People often relabel things or other people to justify what they want to do with them. Slaves, for example, were labelled “sub-human” by proponents of slavery. Unborn babies are labelled “fetuses” or “non-persons” by pro-choicers. When the Nazis labelled Jews, “Untermensch,” did Jews physically change and become less than human?
Of course it is. An organism does not need to know the chemical structure of compound, or whether an atom is mostly empty space or whether the sun rotates around the earth. They need to know the available inputs: temperature, water, nutrients, toxins, biomarkers, etc. These are all measured only by whatever means the organism has for detection. Sounds like perception to me. There is surely no objective detection means available.
Of course it does. The Coca-Cola bottle in “The gods Must be Crazy” was anything but a coca-cola bottle to the natives.
I completely agree. That is why I say a neutered cat is not “fixed” – it is broken. Language is incredibly powerful.
In the eyes of the Nazis, of course they did. Recall, for example, that Nazis very rarely raped Jewish women. Beastiality is not attractive for most people. The application of language absolutely can make other people more or less human.
You are in fact making an argument from the premise that somehow what matters is the physical change.
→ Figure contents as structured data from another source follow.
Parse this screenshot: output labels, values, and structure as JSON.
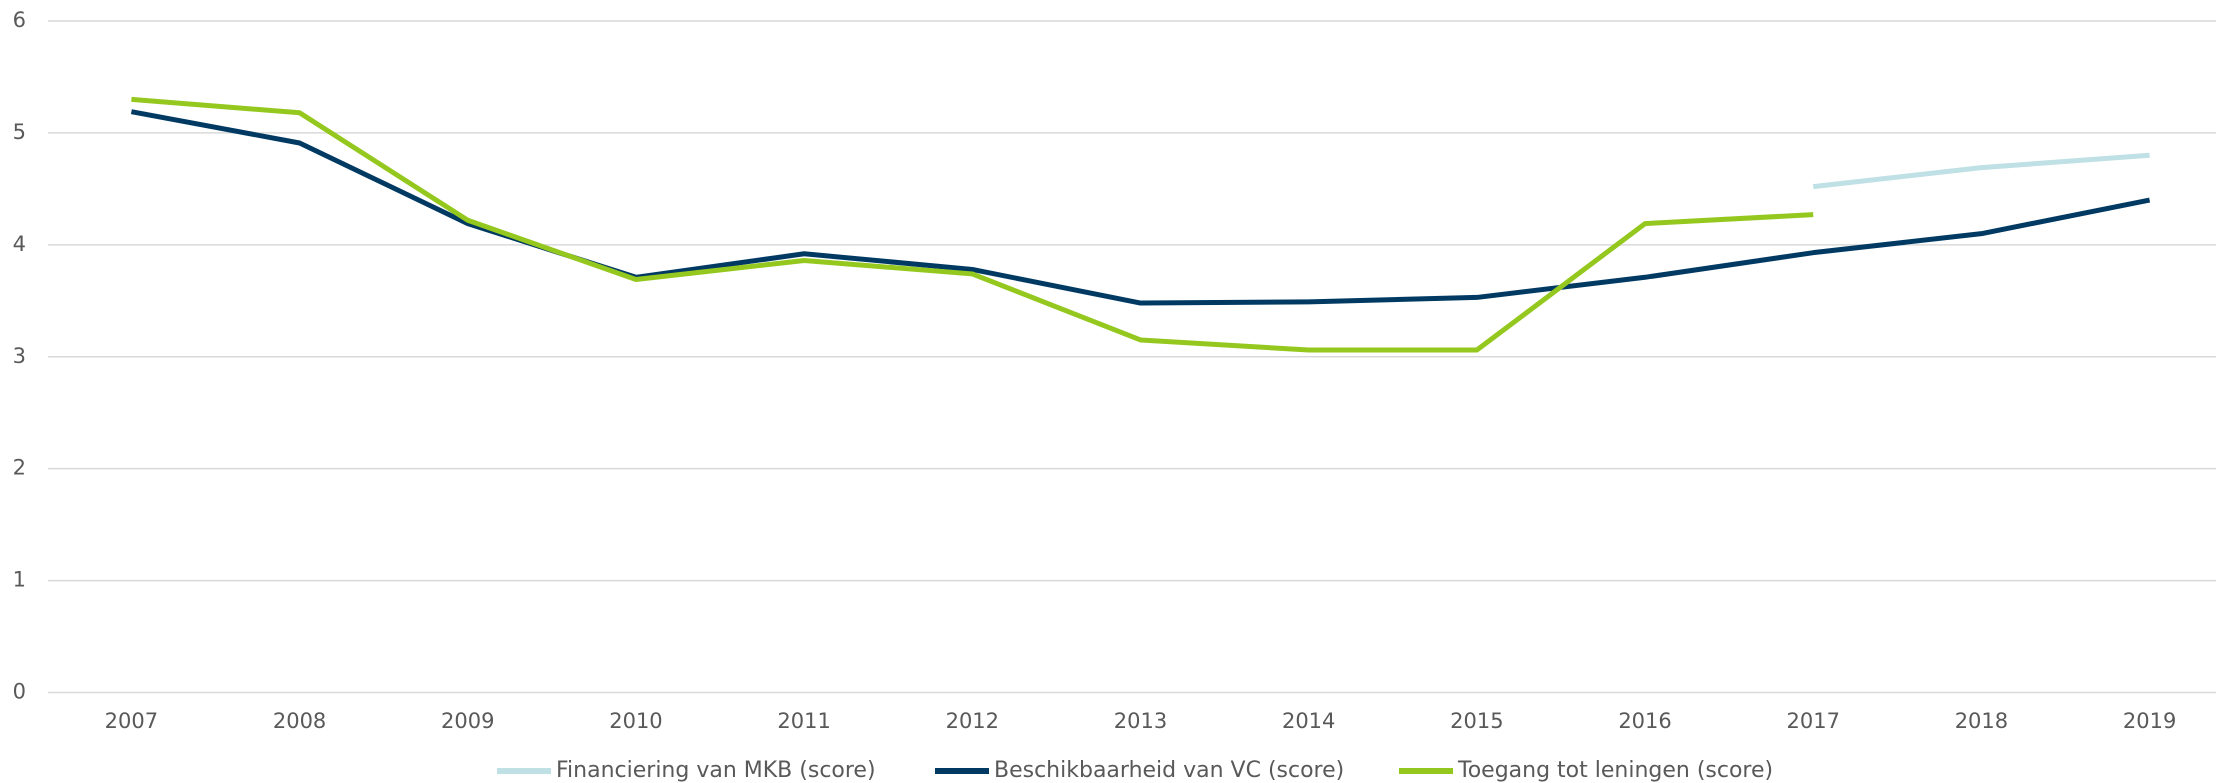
{
  "chart_data": {
    "type": "line",
    "categories": [
      "2007",
      "2008",
      "2009",
      "2010",
      "2011",
      "2012",
      "2013",
      "2014",
      "2015",
      "2016",
      "2017",
      "2018",
      "2019"
    ],
    "series": [
      {
        "name": "Financiering van MKB (score)",
        "color": "#bfe0e4",
        "values": [
          null,
          null,
          null,
          null,
          null,
          null,
          null,
          null,
          null,
          null,
          4.52,
          4.69,
          4.8
        ]
      },
      {
        "name": "Beschikbaarheid van VC (score)",
        "color": "#003a63",
        "values": [
          5.19,
          4.91,
          4.19,
          3.71,
          3.92,
          3.78,
          3.48,
          3.49,
          3.53,
          3.71,
          3.93,
          4.1,
          4.4
        ]
      },
      {
        "name": "Toegang tot leningen (score)",
        "color": "#94c81e",
        "values": [
          5.3,
          5.18,
          4.22,
          3.69,
          3.86,
          3.74,
          3.15,
          3.06,
          3.06,
          4.19,
          4.27,
          null,
          null
        ]
      }
    ],
    "ylim": [
      0,
      6
    ],
    "yticks": [
      0,
      1,
      2,
      3,
      4,
      5,
      6
    ],
    "grid": true,
    "legend": "bottom"
  }
}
My point is that the physical shell that is a human body was not the primary characteristic of what makes a Jew – not to the Jews OR to the Nazis.
Does a soul exist? It does to me. It does not to most people. Neither of us can “prove” our assertion. But the belief that a person has a soul changes everything to do about a person. Labeling a person an animal changes them in profound ways, but with no physically measurable way whatsoever.
No. Viruses, like the earliest forms of life, have no sensory organs nor have they brains to perceive or evaluate sensations. Yet, they evolve. Darwin’s Theory of Evolution doesn’t posit that individual organisms morph to adapt to their environments. Rather, he argued that organisms whose random mutations happened to better fit them for their environments were more likely to survive and reproduce.
But their perceptions didn’t change the bottle. It merely changed how the bottle was used.
We’re arguing past each other. You’re saying that perception can change the way in which people act. I totally agree. I’m saying that perception cannot change an object, though I agree that perception can change the way we use an object. Once we use an object in a new way, that use can change the object. Using a Coke bottle as a hammer can cause it to break. Treating a person as sub-human could cause his death. But that change was not made by our perception of it, it was made by our actions.
Either way, you’re implicitly making my point by admitting that the Coke bottle exists regardless of how – or whether – we perceive it.
A rose by any other name would smell as sweet.
If we all stopped perceiving the world, would it stop existing?
The OP was misunderstood by you.
Whether you personally see the need for it is quite irrelevant to the OP’s argument.
Well, that’s a bit of Jamesian pragmatism. I have not the slightest objection to it.
But what sort of metaphysics is this? James recognized that our ability to make of reality what we want of it is constrained by the physical facts.
James also recognized that reality is not 100% physical, which seems to be the real significance of what you are talking about here. That these non-physical aspects of reality are shaped by our perceptions and preferences has no support whatsoever for the view that the physical reality itself is dependent on our perception and preferences.
Berkeley sort of thought so.
If “we” includes G-d, yes.
Well, it was his argument for the existence of God.